Educators: Ag land rent rates correlate with crop prices
MARSHALL — While farmers struggle with dropping commodity prices, they are also facing agriculture land rent rates that are not coming down as quite as quickly.
Southern Minnesota agriculture experts agree that many factors affect the rental rates of land, such as property taxes, input costs, yields, prices and gross income. However, there seems to be a relatively close tie to corn and soybean prices and southern Minnesota farm land rental rates.
Paul Lanoue, dean of agriculture and business at Minnesota West Community and Technical College, Marshall, is one of those experts.

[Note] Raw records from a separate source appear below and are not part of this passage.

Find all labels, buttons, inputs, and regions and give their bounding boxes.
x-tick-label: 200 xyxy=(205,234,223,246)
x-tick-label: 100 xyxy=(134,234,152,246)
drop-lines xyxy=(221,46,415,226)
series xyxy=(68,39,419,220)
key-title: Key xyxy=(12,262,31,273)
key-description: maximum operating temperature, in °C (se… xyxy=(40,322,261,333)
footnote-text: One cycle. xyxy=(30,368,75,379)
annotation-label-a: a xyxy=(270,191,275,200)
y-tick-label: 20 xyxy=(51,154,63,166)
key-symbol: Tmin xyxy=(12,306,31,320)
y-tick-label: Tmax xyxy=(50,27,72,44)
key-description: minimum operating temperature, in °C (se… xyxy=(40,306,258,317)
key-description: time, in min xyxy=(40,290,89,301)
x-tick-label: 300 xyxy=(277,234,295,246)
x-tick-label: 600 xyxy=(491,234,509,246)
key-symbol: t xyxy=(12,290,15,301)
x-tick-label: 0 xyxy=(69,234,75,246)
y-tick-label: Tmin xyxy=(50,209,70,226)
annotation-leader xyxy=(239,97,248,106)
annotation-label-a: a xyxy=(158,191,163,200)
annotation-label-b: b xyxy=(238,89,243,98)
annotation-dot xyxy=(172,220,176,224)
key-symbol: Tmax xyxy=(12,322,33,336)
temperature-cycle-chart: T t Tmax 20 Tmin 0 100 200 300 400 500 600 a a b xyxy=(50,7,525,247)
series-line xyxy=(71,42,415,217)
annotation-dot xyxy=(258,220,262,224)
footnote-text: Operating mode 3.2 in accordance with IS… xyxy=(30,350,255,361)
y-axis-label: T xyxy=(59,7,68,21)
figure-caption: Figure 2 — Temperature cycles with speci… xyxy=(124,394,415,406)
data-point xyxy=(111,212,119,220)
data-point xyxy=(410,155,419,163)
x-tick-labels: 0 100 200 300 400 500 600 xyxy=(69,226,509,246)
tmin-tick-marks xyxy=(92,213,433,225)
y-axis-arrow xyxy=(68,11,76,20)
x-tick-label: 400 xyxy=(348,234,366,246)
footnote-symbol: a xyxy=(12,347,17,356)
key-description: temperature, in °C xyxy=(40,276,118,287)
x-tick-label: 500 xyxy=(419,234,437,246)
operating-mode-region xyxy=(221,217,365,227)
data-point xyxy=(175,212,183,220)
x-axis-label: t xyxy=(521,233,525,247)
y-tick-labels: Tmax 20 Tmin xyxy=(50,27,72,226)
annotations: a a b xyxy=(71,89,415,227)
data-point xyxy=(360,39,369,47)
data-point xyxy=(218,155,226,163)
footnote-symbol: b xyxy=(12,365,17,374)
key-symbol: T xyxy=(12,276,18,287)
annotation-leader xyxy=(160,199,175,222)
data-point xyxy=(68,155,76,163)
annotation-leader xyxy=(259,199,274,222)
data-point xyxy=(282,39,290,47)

“In recent years, there has been a major change in land ownership with a transition to the next generation who view the land and rent obtained for it more as an investment opportunity along with a belief that the renter got a good deal in 2010-2012,” he said. “The current reality is that with crop prices drastically reduced from prior levels, profitability is near non-existent for many farms.
“In 2010-2012 were some of the most profitable times for farmers,” Lanoue said. “Many of them were able to upgrade equipment or make additional purchases during this time.
“In the world of agriculture, we appreciate history and yet understand the realities of the current market,” Lanoue said. “Historically land rent has been strongly correlated with commodity prices.”
Lanoue’s reasoning is that many of the land owners had a prior connection to farming and understood the swings in commodity prices upon the dollars available for rent.
Lanoue’s comments came on the heels of a paper published by Regional Extension Educator David Bau of the University of Minnesota Extension Service based in Worthington.
Bau said that when comparing corn and soybean cash prices with average southern Minnesota farmland rental rate he could see the correlation between the two.
A chart he prepared displayed cash corn and soybean prices, the average corn and soybean price change and the southern Minnesota average rent rate for calendar years 2000-2017. It also showed actual rents multiplied by price change and previous year rent multiplied by the percentage of change in grain price in dollars and cents.
In years 2011-2013, corn prices reached as high as $6.82, while the following years it was back in the $3.85-$3.13 range.
Soybean prices were high in 2008-2014 with only 2009 dipping below $10 per bushel at $9.89 and peaking at $13.99 in 2013. Soybean prices have also been dropping since then, showing a low of $9.02 last year.
Bau’s chart shows how he determined the 2017 rental rate by multiplying the average rent in 2000 by the corn and soybean price change to determine the rental rate for 2001, and working forward through 2017.
“There are two question marks in the southern Minnesota average rent for 2017 cell because the average rent will not be available until March of this year,” Bau said.
Bau’s chart also indicates that the highest average corn and soybean price changes occurred in years 2007, 2008 and 2011, at 50.78 percent, 47.27 percent and 48.06 percent, respectively. These rates showed results of actual rents jumping from $173.14 to $184.73 before dropping to $113.16 in 2009, but increased to $170.10 in 2010 and $249.12 in 2011 before dropping again to $199.12 in 2013. It stayed below $200 until 2016 and 2017 when it was about $223 each year with negative average price changes.
There were increases during those years from each previous year’s rent multiplied by the percent in change in grain prices, with the highest change of $341.79 in 2012.
The southern Minnesota average rent, actual rents multiplied by price change and previous year rent multiplied by percent of change in grain price vary significantly, Bau said. If the change in corn and soybean prices was the main factor determining southern Minnesota farmland rental rate, you would expect the actual rental rates to be similar to those in Actual Rents Multiplied by Price Change column, he said.
Bau explained the calculations in each column to illustrate that there is a significant difference between the actual and the reactive rates. The reactive rate is closer to what was called “the coffee shop rates,” Bau said.
“Rent had been on a steady increasing trend of less than $10 per from 2000 through 2005 then started increasing more rapidly from 2006 through 2010,” Bau said. “And then increased only slightly in 2011 due to lower prices in 2009 and 2010, with $6 plus corn and $12 plus soybean prices, rents took off in 2012 and 2013 before beginning to decline in 2014 as corn and soybean prices moved lower.”
But why is the rent still high?
“Rent was slow to come up and is slow to come down. Farmers do not want to give up an opportunity to farm in the future by letting their higher priced land go,” Lanoue said.
Much of the profits realized in the 2010-2012 have been diminished as cost of production stays well below the average cash prices, Lanoue said. There are still some farmers out there who are willing to pay a high price for the land in anticipation of higher commodity prices or by utilizing the economy of scale but this number is decreasing as agricultural lenders are keeping a watchful eye on cash flow for upcoming years, he said.
“It is a good idea for all farmers to take a look at their cost of production for each of their fields and work on ways to improve their efficiency to ensure long term viability,” Lanoue said.